The movie is way too short at 90 minutes, and seems over before it started. Probably it’s worst offense is that there is zero buildup for any of the characters. Cobra walks around with a perpetual match in his mouth, but aside from that, we learn nothing about him but his first name, which is ‘Marion.’ “I wish I had a tougher name…like Alice,” he jokes to Ingrid (Neilson). The rest of the characters are brushed so thin it’s like flipping through a child’s picture book: this is Ingrid, she running, this is Night Slasher, he’s mean. Etc.
The film has a lot of action, but it doesn’t make any sense. The Night Slasher attacks Cobra and Ingrid in broad daylight, starts a knife fight, starts a highway gun fight. Calls Cobra a pig many times, taunts him because he’s a cop and can’t kill him blah blah blah. Didn’t he ever see “Dirty Harry?” “The law stops with me,” Cobra mutters.

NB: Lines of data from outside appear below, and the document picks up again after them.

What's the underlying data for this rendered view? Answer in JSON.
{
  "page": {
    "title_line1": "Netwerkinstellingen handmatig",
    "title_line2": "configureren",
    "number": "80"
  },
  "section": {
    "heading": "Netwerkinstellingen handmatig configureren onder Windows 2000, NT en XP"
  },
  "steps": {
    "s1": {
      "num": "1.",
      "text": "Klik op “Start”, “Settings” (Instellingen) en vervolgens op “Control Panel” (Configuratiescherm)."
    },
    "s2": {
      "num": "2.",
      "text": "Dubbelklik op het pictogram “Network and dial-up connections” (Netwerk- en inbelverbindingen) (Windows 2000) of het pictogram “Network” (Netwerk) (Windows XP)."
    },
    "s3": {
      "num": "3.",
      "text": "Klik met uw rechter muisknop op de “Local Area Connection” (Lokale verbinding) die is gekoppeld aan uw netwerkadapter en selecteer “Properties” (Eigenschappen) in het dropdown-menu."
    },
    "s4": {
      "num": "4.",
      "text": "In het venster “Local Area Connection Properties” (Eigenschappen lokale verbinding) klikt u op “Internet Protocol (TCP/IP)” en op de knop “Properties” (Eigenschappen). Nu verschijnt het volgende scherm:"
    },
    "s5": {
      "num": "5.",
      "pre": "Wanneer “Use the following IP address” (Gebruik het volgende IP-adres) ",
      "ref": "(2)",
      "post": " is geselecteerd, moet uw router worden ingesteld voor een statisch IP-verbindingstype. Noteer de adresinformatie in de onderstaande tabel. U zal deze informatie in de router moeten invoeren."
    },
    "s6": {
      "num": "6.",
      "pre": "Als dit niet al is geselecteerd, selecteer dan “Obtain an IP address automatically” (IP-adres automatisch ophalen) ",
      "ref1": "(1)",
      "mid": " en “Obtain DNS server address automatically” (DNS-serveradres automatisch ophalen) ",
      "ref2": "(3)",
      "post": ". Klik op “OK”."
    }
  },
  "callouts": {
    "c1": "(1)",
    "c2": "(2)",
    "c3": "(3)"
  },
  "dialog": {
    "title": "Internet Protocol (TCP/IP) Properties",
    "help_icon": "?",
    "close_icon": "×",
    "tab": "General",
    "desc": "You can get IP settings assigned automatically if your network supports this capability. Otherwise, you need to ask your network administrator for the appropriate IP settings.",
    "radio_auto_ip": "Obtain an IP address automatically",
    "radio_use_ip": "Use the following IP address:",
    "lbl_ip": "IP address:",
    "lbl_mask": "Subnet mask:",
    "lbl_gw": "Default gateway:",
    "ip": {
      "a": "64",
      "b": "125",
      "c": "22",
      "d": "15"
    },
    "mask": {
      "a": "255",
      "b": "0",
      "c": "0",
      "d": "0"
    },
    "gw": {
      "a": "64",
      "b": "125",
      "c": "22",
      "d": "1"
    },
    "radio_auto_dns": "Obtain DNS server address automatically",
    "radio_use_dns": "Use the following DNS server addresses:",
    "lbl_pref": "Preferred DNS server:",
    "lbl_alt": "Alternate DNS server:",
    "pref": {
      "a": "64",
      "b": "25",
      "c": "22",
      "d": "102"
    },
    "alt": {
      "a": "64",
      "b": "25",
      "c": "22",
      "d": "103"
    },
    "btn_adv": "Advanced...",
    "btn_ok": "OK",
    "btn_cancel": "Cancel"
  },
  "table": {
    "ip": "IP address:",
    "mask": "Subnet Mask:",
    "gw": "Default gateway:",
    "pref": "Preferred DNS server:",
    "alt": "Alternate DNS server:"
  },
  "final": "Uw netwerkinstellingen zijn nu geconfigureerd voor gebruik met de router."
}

The biggest disappointment of this film is its disjointed structure and wretched script. There’s no segue between scenes, no buildup to fights, and no motive whatsoever for either Cobra’s actions or Night Slasher’s. There’s also little structure among the in-fighting between Cobra and his fellow cops. So much so, that by the time Robinson gets a well deserved punch in the face, it’s so expected and clichéd that we barely bat an eye. It’s like director George P. Cosmatos found a check list of action tropes, hired Stallone, and began checking off a list.
The end is a lot of fighting and punching and gruesome threats, but, unlike better actioners such as “Predator” or the “Rambo” films that preceded this one, land flat and dull. It’s really a shame. Stallone penned scripts for two great movies (“Rocky,” and the latest “Rambo”), but this just feels like an exercise by numbers. The cure for this movie? Don’t bother.